Lessons for Plague Year 1, Common Era for Our Inaugural Presidential Election

Courtesy of Chicago bartender Mr. Dooley.

“That’s the beauty of iliction statistics — they’re not burdened with annything like facts.  All a man wants is a nice room in th’ back iv a Chinese laundrry an’ a long full iv hop an he can make a monkey out iv the’ la-ad that wrote th’ arithmetic. He sees majorities grinnin’ through th’ transom an’ roostin’ on th’ top iv th’ be an’ crawlin’ up his leg. …

“Is th’ campaign over because somebody with a banjo in his ear has been around larnin’ how th’ lads at th’ ribbon counters ‘r goin’ to make their ballots?  I want to ell ye, me frind. that no sthraw vote, no,nor enogh if thim to make a stack, is goin’ to tell how this thing will ind.”

Finley Peter Dunne, Chicago Evening Post, Oct. 3, 1896

[as in Barbara C. Schaaf, Mr. Dooley’s Chicago, (Garden City, N.Y., Anchor Press, 1977), 246-49.
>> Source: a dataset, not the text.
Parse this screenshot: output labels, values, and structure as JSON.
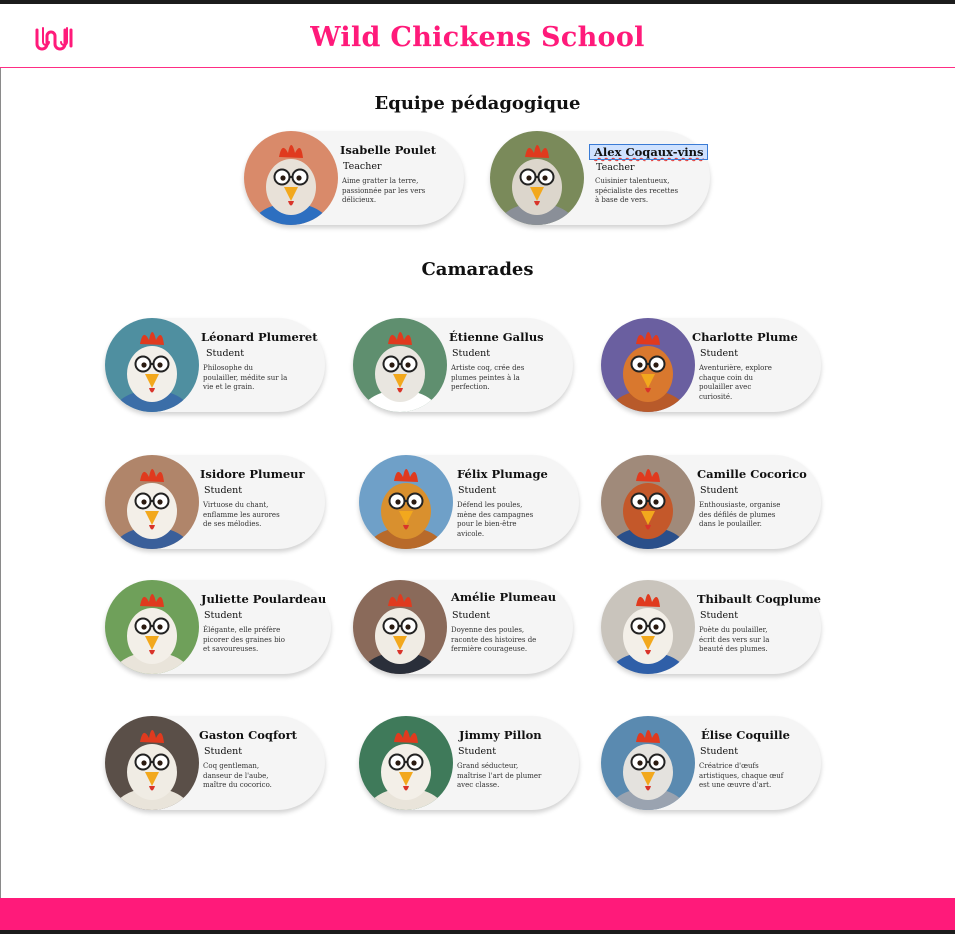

[As attuned 21st century American citizens we are ALL aware of the rampant fraud that attends to ANY elections that allow the mail to carry ballots forward and very likely EVERY location that accepts “drop-in” ballots. All that harkens back to those SAD days when barrels of cider and whiskey, kegs of beer, thugs with bats and guns stood around the polling table as white men of all sizes — but over 21 — shouted out their preferences.  Now we have a party, totally committed to secrecy and sanctity — from medical reports on CERTAIN hospitalized people down to filling those pews on Easter Sunday with the FAITHFUL in a pandemic —  missed 2020 but gunning for April 4 in Plague Year 2, Common Era.  As the party leaders shouted loud and clear in the courts of the “Badger State” this winter, “Lines, brave souls, lines; no masks required, under their breath they whispered — five government-issued ID,  all with pictures and signatures.  As we are seeing in Texas, the leading Lone Star in the heavens, now again, to the lines, on a November day; set standards — secrecy and sanctity add a dash of “rule of law” — and the right people mark ballots. So to ensure that and public health, polls open at 10 a.m.; close at 11 a.m. No one admitted after.  If not inside, try again in four years.]